Abstract

The biochemical and structural kinetics of bovine cardiac myosin are perturbed by the putative heart failure therapeutic Myk461. Myosin's lever arm undergoes structural changes that are coupled to its biochemical state during ATPase cycling in muscle. Structural states of myosin's lever arm can be detected directly using the high-precision, high-throughput technique of transient time-resolved FRET revealing kinetics, thermodynamics, and allosteric coupling. We have previously used this technique to investigate mechanochemical coupling in skeletal myosin and cardiac myosin perturbed by the heart failure drug omecamtiv mecarbil. Here we investigate the MyoKardia compound Myk461, in clinical trials for treating hypertrophic cardiomyopathy.

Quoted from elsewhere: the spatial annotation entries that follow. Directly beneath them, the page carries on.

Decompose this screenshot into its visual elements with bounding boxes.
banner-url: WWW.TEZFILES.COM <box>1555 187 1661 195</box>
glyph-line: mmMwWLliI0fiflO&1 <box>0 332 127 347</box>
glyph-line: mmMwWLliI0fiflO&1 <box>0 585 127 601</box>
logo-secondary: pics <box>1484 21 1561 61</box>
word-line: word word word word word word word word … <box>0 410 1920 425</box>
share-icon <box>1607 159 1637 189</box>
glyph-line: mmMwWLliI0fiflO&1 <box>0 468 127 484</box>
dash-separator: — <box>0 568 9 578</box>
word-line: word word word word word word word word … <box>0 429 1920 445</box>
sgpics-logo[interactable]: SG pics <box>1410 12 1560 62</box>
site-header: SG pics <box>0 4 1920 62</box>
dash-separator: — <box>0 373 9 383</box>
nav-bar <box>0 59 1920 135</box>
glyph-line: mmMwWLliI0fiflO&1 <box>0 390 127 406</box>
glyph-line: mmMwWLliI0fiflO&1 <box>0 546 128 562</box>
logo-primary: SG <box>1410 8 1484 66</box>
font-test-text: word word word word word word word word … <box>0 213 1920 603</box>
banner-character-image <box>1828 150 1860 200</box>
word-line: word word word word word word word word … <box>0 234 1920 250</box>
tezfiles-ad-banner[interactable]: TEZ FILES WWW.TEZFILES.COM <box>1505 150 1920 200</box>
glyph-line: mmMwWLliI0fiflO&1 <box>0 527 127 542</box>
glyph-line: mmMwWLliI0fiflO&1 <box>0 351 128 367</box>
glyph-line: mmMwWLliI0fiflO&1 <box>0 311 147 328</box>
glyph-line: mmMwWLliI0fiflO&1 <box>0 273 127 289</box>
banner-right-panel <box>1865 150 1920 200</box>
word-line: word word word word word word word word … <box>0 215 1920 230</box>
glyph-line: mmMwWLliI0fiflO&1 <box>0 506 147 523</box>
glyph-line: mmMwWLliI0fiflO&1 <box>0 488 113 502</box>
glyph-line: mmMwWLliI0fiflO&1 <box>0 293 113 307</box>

We find that the small molecule therapeutic primarily inhibits actomyosin association, both in the absence and presence of nucleotide. This inhibition is also detected in the coupled kinetic steps following actin activation of myosin: the force-producing structural isomerization known as the powerstroke, and the principal free energy-driven biochemical step of Pi release. Other actin-dependent experiments reveal a potent inhibition by Myk461, steady-state ATPase cycling and single-turnover of fluorescent ATP. We also find that the drug's affinity for myosin varies by two-orders of magnitude, dependent on the structural and biochemical state of myosin: binding strongest to actomyosin-ATP and weakest to apo myosin. This work was supported by NIH AR032961 & AR057220 (DDT), American Heart Association Scientist Development Grant (JMM), and Graduate Excellence Fellowship-University of MN (JAR).